10/01 Bundes-Verfassungsgesetz (B-VG)
10/07 Verwaltungsgerichtshof
19/05 Menschenrechte
41/02 Asylrecht
41/02 Passrecht Fremdenrecht

Norm

BFA-VG 2014 §9
B-VG Art133 Abs4
FrPolG 2005 §52
FrPolG 2005 §53
MRK Art8
VwGG §34 Abs1

Betreff

Der Verwaltungsgerichtshof hat durch die Vorsitzende Senatspräsidentin Dr. Hinterwirth sowie die Hofräte Mag. Eder und Dr. Schwarz als Richter, unter Mitwirkung des Schriftführers Mag. Engel, in der Rechtssache der Revision des Z M in W, vertreten durch die Brehm & Sahinol Rechtsanwälte OG in 1060 Wien, Linke Wienzeile 124/10, gegen das Erkenntnis des Bundesverwaltungsgerichts vom 15. Dezember 2020, W189 2235700-1/2E, betreffend Angelegenheiten nach dem AsylG 2005 und dem FPG (belangte Behörde vor dem Verwaltungsgericht: Bundesamt für Fremdenwesen und Asyl), den Beschluss gefasst:

Spruch

Die Revision wird zurückgewiesen.

Begründung

1        Der Revisionswerber ist ein Staatsangehöriger der Russischen Föderation und Angehöriger der tschetschenischen Volksgruppe. Das (damals zuständige) Bundesasylamt gewährte ihm mit Bescheid vom 19. Juli 2004 Asyl im Wege der Asylerstreckung (abgeleitet vom Vater des Revisionswerbers) und stellte fest, dass ihm kraft Gesetzes die Flüchtlingseigenschaft zukomme.

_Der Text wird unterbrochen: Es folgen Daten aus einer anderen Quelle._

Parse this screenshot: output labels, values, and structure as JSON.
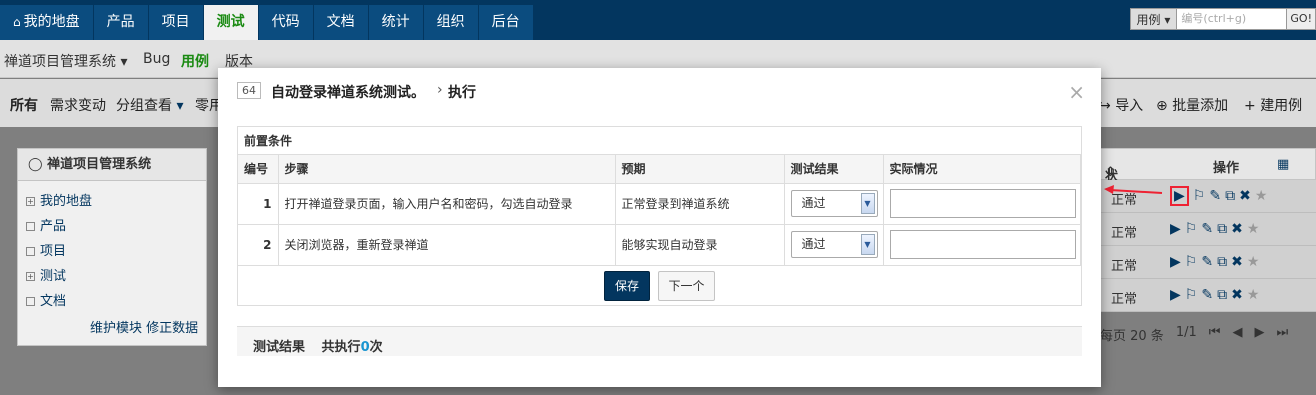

2        Mit Urteil des Landesgerichts für Strafsachen Graz vom 20. Mai 2011 wurde der Revisionswerber wegen des Verbrechens des schweren Raubes nach §§ 142 Abs. 1, 143 Abs. 1 dritter Fall StGB und wegen des Vergehens der Urkundenunterdrückung nach § 229 Abs. 1 StGB zu einer unbedingten Freiheitsstrafe von sechs Jahren verurteilt und es wurden drei bedingte Strafnachsichten widerrufen.

3        Mit Bescheid des Bundesamtes für Fremdenwesen und Asyl vom 9. September 2020 wurde dem inzwischen (neuerlich) mehrfach straffällig gewordenen Revisionswerber der Status des Asylberechtigten gemäß § 7 Abs. 1 Z 2 Asylgesetz 2005 (AsylG 2005) aberkannt und festgestellt, dass ihm gemäß § 7 Abs. 4AsylG 2005 die Flüchtlingseigenschaft kraft Gesetzes nicht mehr zukomme (Spruchpunkt I.). Der Status des subsidiär Schutzberechtigten wurde dem Revisionswerber nicht zuerkannt (Spruchpunkt II.), ein Aufenthaltstitel aus berücksichtigungswürdigen Gründen nicht erteilt (Spruchpunkt III.) und gegen ihn eine Rückkehrentscheidung erlassen (Spruchpunkt IV.). Weiters wurde festgestellt, dass seine Abschiebung in die Russische Föderation zulässig sei (Spruchpunkt V.), die Frist für die freiwillige Ausreise mit 14 Tagen ab Rechtskraft der Rückkehrentscheidung festgelegt (Spruchpunkt VI.) und gemäß § 53 Abs. 3 Z 5 FPG ein unbefristetes Einreiseverbot erlassen (Spruchpunkt VII.).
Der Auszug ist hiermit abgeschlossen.